Saturday, January 9, 2010

Cameron's "Avatar" (2009) and Dali's "The Burning Giraffe"(1937)

A few hours after watching "Avatar" (review to follow in a day or so) I went to a favorite Costa Rican Cafe for supper. I was seated at a small table near the door that faced a wall. As I waited to order, I noticed directly in front of me a Salvador Dali print with two long figures in the foreground and off in the background a smaller figure. It was of an animal on fire.

This strange and striking image took me back to "Avatar," in which is a short scene of a running horse on fire. It was a picture of pure horror resulting from the cruelties inflicted upon the living beings in the film's Pandora. Was James Cameron making a reference to Salvador Dali?

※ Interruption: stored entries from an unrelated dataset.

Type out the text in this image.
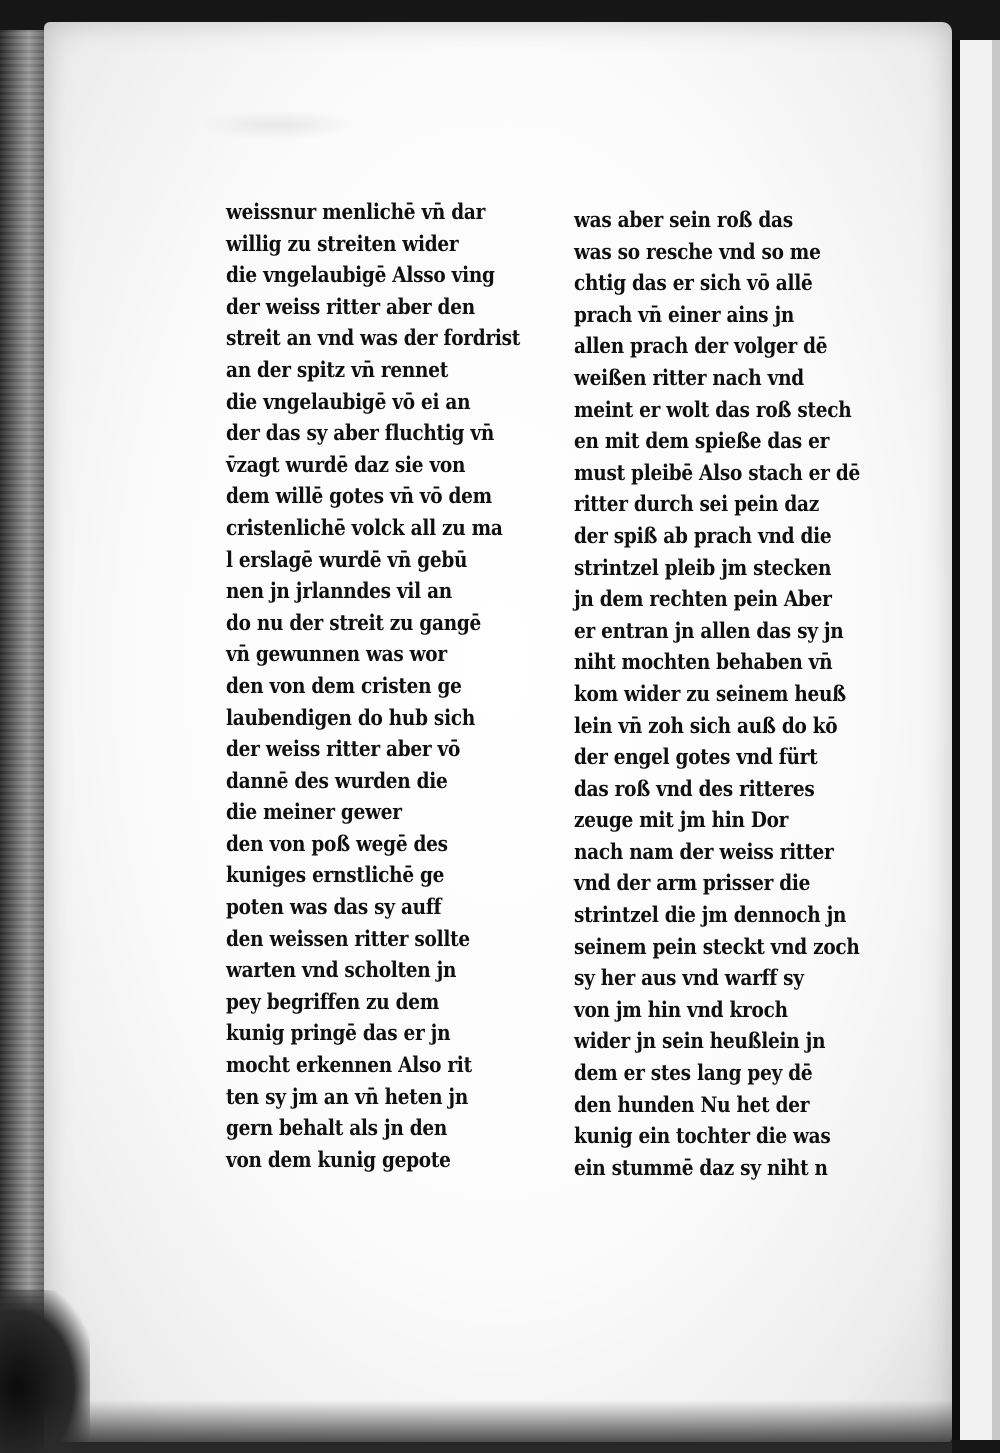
weissnur menlichē vn̄ dar
willig zu streiten wider
die vngelaubigē Alsso ving
der weiss ritter aber den
streit an vnd was der fordrist
an der spitz vn̄ rennet
die vngelaubigē vō ei an
der das sy aber fluchtig vn̄
v̄zagt wurdē daz sie von
dem willē gotes vn̄ vō dem
cristenlichē volck all zu ma
l erslagē wurdē vn̄ gebū
nen jn jrlanndes vil an
do nu der streit zu gangē
vn̄ gewunnen was wor
den von dem cristen ge
laubendigen do hub sich
der weiss ritter aber vō
dannē des wurden die
die meiner gewer
den von poß wegē des
kuniges ernstlichē ge
poten was das sy auff
den weissen ritter sollte
warten vnd scholten jn
pey begriffen zu dem
kunig pringē das er jn
mocht erkennen Also rit
ten sy jm an vn̄ heten jn
gern behalt als jn den
von dem kunig gepote
was aber sein roß das
was so resche vnd so me
chtig das er sich vō allē
prach vn̄ einer ains jn
allen prach der volger dē
weißen ritter nach vnd
meint er wolt das roß stech
en mit dem spieße das er
must pleibē Also stach er dē
ritter durch sei pein daz
der spiß ab prach vnd die
strintzel pleib jm stecken
jn dem rechten pein Aber
er entran jn allen das sy jn
niht mochten behaben vn̄
kom wider zu seinem heuß
lein vn̄ zoh sich auß do kō
der engel gotes vnd fürt
das roß vnd des ritteres
zeuge mit jm hin Dor
nach nam der weiss ritter
vnd der arm prisser die
strintzel die jm dennoch jn
seinem pein steckt vnd zoch
sy her aus vnd warff sy
von jm hin vnd kroch
wider jn sein heußlein jn
dem er stes lang pey dē
den hunden Nu het der
kunig ein tochter die was
ein stummē daz sy niht n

In the foreground of the Dali print are two long, blue women. The women of Pandora in "Avatar" are long and blue. Dali called his women in the print before me "tail bone woman" and the Pandora creatures did have tails! Coincidence? The collective unconscious at work in the artistic imagination?

Dali used the image of the burning giraffe in his 1930 film, "L'Age d' Or" (The Golden Age) and again in his 1937 "The Invention of Monsters." He apparently saw this as a premonition of World War II, and his burning giraffe is an image of “the masculine cosmic apocalyptic monster.” See my source and a look at the print here. The "monsters" of war in "Avatar" are steel helicopters, the large mother ship-plane, and the massive robotic "soldiers" piloted by individuals inside these walking structures.

Cameron's Colonel Quaritch embodies this "masculine cosmic apocalyptic monster" in the film. This makes him, too, an "avatar" of sorts.

I've been unable as of yet to locate any confirmation by Cameron of this reference to Dali's work. It may be I am stretching this a bit much, but the parallels are very striking.

The juxtaposition of the Dali image with the scene of the burning horse in the film would be an excellent starting point for a discussion or sermon about some of the issues raised in film. An additional image suggestion would be Picasso's "Guernica" from the same time period, and the terrified horse in the center of the painting.